After the researchers recognized this and identified the “zero symbols” with the help of the computer, they were able to read at least parts of the encrypted passages – but still not all of them. This was only possible after the team discovered in the archives a letter written by Ambassador Jean de Saint-Mauris, in which he had also encrypted parts of the text with this code. Both letters together and the adapted decryption algorithms finally helped to completely decipher Charles V’s letter.
The Schmalkaldic League and a rumor of an assassination attempt
It is now clear for the first time what Charles V wrote to his ambassador in February 1547 and which political issues were the focus. “According to the letter, the ruler was primarily concerned with three issues: maintaining the fragile peace with France, preventing an assassination attempt against him and resolving the conflict with the Schmalkaldic League,” the researchers report. The latter was a league of German princes who had converted to Protestantism and who resisted the rule of the Catholic ruler and the suppression of their religion. From 1546 Charles V waged war against the rebellious princes. In his letter from the beginning of 1547 he is mainly interested in receiving news about the progress of this campaign.

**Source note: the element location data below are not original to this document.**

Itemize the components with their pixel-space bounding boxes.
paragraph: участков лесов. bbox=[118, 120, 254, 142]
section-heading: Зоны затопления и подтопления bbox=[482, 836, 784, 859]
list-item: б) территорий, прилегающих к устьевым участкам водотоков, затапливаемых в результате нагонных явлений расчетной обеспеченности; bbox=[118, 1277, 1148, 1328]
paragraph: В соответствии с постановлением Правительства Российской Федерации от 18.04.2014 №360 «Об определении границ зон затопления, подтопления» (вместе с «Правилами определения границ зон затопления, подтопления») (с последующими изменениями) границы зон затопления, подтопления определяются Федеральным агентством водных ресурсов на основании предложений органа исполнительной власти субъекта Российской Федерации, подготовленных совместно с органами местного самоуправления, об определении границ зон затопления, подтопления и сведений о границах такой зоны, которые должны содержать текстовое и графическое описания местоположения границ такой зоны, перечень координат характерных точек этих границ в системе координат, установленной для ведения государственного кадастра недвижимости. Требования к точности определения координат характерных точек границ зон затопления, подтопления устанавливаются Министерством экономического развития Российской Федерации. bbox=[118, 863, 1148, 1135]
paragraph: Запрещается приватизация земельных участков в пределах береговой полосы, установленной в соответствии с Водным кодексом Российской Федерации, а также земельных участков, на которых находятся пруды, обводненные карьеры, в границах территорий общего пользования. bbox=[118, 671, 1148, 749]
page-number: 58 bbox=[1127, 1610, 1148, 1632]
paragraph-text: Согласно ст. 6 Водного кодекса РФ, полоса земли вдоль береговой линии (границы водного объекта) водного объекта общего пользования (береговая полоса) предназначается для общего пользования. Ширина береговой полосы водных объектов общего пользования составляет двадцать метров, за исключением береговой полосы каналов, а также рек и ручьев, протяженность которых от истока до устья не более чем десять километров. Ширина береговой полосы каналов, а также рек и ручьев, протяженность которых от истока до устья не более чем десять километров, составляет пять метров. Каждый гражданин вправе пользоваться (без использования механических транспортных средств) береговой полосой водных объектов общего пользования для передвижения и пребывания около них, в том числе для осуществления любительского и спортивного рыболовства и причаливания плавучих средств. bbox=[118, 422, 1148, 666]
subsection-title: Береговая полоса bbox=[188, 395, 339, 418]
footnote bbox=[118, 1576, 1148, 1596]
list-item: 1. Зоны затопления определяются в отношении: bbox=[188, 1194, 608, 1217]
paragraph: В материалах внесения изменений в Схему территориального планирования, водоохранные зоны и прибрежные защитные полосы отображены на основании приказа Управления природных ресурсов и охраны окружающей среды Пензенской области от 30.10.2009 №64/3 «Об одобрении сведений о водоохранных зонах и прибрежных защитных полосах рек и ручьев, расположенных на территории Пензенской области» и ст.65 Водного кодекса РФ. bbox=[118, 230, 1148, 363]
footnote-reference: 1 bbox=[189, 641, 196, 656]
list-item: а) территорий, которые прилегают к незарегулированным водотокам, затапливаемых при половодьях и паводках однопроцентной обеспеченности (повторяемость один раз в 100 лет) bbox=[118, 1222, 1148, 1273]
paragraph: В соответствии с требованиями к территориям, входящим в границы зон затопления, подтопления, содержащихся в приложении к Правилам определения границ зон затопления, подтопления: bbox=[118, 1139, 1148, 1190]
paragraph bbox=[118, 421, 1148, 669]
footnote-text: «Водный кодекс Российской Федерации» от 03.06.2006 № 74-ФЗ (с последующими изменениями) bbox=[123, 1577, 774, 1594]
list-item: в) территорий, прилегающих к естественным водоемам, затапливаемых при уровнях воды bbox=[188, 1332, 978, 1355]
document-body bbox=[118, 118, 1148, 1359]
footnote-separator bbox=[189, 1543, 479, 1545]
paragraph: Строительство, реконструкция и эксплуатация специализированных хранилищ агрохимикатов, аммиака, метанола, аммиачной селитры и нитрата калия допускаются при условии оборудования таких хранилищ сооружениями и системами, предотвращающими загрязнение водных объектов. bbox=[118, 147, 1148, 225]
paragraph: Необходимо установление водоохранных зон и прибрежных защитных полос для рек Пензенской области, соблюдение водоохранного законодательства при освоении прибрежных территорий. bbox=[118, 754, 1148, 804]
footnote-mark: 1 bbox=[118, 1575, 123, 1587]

While this and also the relationship to France was already known from other writings and letters, the encrypted letter also reveals something previously unknown: Charles V refers to a rumor that Pierre Strozzi, one of Francis I’s generals, told him should seek his life and plan an assassination. Francis I is said to have declined to support such an assassination plan, but according to rumors he is not officially forbidden to do so. Charles V therefore instructs his ambassador in France to check the veracity of the rumor.
“This rumor is interesting for two reasons: first, it reveals the deep-seated enmity between Pierre Strozzi and Charles V and the tensions between France and the Habsburg Emperor. On the other hand, this rumor was not previously documented anywhere except in this letter and its reply. The newly decrypted passages from the letter thus provide the first insight into this supposed danger of an assassination attempt and Charles V’s reaction to it.